In this research four stages are important: (1) Finding overloaded host (2) VM Selection (3) VM Placement (4) Finding under loaded host.
(1) Finding overloaded host: For managing VM and getting energy efficiency in VM management first step is to find overloaded host. It is based on the idea of setting upper and lower resource utilization for hosts and keeping the total utilization of the CPU by all the VMs between these resource. If the CPU utilization of a host falls below the lower resource utilization, all VMs have to be migrated from this host and the host has to be switched to the sleep mode in order to eliminate the idle power consumption. If the utilization exceeds the upper threshold, some VMs have to be migrated from the host to reduce the utilization in order to prevent a potential SLA violation. The host with the highest resource utilization value is called to be overloaded host. Higher the value of resource utilization the value of CPU utilization will increase.
(2) VM Selection : After finding overloaded host next step is to find the host for migrating the VM. once it has been decided that a host is overloaded, the next step is to select particular VMs to migrate from this host.. After a selection of a VM to migrate, the host is checked again for being overloaded. If it is still considered as being overloaded, the VM selection policy is applied again to select another VM to migrate from the host. This is repeated until the host is considered as being not overloaded. VM selection is done considering many base like low utilization, minimum migration time, some are selected on basis of random choice ,on basis of low cpu utilization etc.
(3) VM placement : Next step after VM selection is VM placement. After selecting the VM for migration the place is to be selected that where to place the VM that is VM placement .for VM placement also many policies are taken according to the diiferent paramaeters. On what basis on an what parameter to decide the VM placement place is done in VM placement. parameters like power consumption,cost, host utilization, best fit place for VM placement. For power consumption the host where there is least power consumption is selected for VM placement.
(4) Finding Under loaded host : or determining underloaded hosts we propose a simple approach. First, all the overloaded hosts are found using the selected overloading detection algorithm, and the VMs selected for migration are allocated to the destination hosts. Then, the system finds the host with the minimum utilization compared to the other hosts, and tries to place the VMs from this host on other hosts keeping them not overloaded.

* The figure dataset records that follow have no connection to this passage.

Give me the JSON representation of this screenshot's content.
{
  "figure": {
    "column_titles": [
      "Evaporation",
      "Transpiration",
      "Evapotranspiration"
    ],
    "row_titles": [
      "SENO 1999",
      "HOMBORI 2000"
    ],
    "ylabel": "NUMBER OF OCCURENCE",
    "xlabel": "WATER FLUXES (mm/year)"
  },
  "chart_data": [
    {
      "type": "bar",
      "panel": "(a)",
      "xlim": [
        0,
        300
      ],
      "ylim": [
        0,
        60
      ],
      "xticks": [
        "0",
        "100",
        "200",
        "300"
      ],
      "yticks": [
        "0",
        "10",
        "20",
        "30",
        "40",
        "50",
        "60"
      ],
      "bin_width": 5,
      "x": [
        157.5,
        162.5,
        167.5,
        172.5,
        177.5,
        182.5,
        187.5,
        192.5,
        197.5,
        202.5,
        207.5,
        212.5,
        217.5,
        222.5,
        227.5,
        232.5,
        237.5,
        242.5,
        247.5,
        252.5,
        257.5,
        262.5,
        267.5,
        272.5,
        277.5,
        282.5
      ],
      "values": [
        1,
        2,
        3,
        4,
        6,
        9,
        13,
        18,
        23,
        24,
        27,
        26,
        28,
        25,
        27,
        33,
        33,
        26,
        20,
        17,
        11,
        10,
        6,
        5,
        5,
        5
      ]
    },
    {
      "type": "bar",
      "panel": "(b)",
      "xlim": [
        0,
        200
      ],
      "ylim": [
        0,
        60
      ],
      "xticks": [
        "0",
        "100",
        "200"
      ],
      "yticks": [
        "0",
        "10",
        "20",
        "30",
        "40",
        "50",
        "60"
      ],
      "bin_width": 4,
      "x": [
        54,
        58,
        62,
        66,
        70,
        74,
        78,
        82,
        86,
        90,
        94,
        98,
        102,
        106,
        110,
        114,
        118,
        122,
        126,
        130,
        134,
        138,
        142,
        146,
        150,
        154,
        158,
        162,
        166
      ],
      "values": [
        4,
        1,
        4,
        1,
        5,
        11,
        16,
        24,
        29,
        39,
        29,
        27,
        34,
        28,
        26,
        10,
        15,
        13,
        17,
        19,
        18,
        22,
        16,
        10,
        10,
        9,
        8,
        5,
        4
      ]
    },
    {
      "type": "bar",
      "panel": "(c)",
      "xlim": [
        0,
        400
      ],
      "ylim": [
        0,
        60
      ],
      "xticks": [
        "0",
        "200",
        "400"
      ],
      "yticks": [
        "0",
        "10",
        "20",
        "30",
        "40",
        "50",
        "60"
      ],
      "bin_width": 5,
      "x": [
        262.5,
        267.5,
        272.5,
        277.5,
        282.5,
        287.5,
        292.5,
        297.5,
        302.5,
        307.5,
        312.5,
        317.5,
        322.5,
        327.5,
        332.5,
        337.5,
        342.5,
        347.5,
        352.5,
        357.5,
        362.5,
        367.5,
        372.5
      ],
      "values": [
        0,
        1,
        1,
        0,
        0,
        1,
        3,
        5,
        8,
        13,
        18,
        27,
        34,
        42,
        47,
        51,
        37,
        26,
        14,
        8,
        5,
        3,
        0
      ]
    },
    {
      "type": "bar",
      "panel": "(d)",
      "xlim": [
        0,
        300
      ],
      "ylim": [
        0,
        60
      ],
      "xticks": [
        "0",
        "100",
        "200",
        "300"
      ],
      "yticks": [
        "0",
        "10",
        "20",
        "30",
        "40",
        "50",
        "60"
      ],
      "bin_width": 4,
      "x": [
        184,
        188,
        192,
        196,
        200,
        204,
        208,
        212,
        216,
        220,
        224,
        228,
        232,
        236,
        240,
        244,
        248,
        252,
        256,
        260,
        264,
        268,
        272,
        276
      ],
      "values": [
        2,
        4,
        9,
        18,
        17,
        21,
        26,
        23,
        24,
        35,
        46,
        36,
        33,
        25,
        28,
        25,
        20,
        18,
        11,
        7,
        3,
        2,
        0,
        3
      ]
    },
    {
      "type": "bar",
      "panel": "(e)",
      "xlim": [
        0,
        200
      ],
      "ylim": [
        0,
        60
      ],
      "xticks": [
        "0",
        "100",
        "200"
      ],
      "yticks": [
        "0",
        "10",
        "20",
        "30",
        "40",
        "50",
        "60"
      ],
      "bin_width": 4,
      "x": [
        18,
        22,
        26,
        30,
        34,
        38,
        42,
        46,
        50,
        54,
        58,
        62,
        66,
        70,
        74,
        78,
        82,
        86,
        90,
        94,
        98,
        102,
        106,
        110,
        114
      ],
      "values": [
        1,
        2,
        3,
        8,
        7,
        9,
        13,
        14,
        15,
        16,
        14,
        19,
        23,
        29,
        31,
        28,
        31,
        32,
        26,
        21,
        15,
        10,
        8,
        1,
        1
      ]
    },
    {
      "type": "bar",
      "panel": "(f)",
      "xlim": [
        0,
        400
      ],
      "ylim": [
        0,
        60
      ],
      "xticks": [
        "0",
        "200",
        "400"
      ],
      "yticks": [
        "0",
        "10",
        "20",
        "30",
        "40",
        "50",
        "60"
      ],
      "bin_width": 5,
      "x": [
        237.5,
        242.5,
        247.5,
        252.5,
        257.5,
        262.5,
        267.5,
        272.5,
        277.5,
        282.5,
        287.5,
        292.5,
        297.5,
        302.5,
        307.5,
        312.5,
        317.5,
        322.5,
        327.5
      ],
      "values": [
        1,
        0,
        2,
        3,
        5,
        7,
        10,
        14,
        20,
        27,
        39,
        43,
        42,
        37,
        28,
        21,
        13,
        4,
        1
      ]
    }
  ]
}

If this can be accomplished, the VMs are set for migration to the determined target hosts, and the source host is switched to the sleep mode once all the migrations have been completed. If all the VMs from the source host cannot be placed on other hosts, the host is kept active. This process is iteratively repeated for all hosts that have not been considered as being overloaded.
A lot of energy can be saved by the decision in VM management which will result in reduced energy consumption, more profit to cloud service providers.
In our proposed work we add an extra parameter i.e shuting off the underloaded host, which may result into minimizing cost utilization and the numbers of running host.
In future, this proposed idea yet to be implemented and tested under real time environment
Moreover, we expect to improve energy efficiency because our goal is to have minimum power consumption.
Finally, compared to other research this will lead to significant contribution.
A lot of energy can be saved by VM management according to the algorithm proposed which will result in reduced energy consumption, more profit to cloud service providers, consequently lower price to customers and most importantly leading to Green Cloud computing environment.
The experimental setup, continuously monitor the CPU, Memory, Disk and ram allocation and calculated the power consumption in the cloud environment. The calculated power consumption helps to take strong decision and helps to reduce energy wastage.